I wait and wait, but she doesn’t continue. She has fallen into some kind of reverie. I say, “I don’t understand.”

The words take about two minutes to penetrate, then she says, languidly, “Why not? To understand all you need are two things: sixteen hundred degrees Centigrade, and beryllium.”

“You paid off the Japanese labs that check gems for the local industry?”

She waves a hand. “Nothing so sophisticated. Thais don’t know how to bribe Japanese laboratories, assuming such a thing is possible. No, you see, the labs themselves weren’t up to speed. They simply didn’t know, or didn’t believe, Thais could be so smart, so devious, and so humble looking at the same time. And apparently their tests for beryllium were very crude and unreliable. And what’s more, we never used the word padparadscha on any of the invoices—they were simply described as sapphires. The Japs thought they were being clever because they knew these gems were really the hyper-valuable padparadscha and we did not. They thought they were fooling us—just as we intended. They’re terrible racists, you see; they haven’t changed since Nanking.
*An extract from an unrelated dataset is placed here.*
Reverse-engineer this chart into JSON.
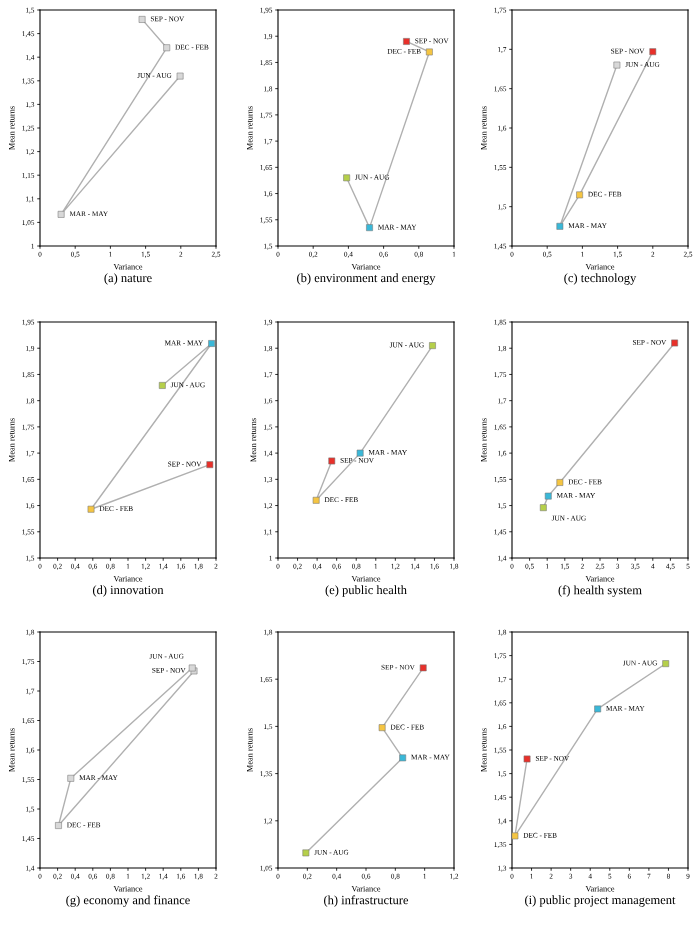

No way they were going to think our decadent brown people would outsmart them. We never sold the product at the market price—thirty thousand dollars a carat—but about twenty-five percent cheaper. We let them think they were getting a bargain from a genuine Thai padparadscha mine, and Thai pads, when you can get them, are among the best in the world. It was only when the Japanese tried selling their Thai padparadschas—which were actually enhanced low-quality African sapphires—to America, where the labs were more up to speed, that they realized what Kongrao had done. And since there was no evidence of misrepresentation, there was nothing they could do. But it destroyed more than fifty percent of their gem merchants. You had bankruptcies from Nagasaki to Sapporo.” She rubs her jaw. “I suppose one shouldn’t laugh.”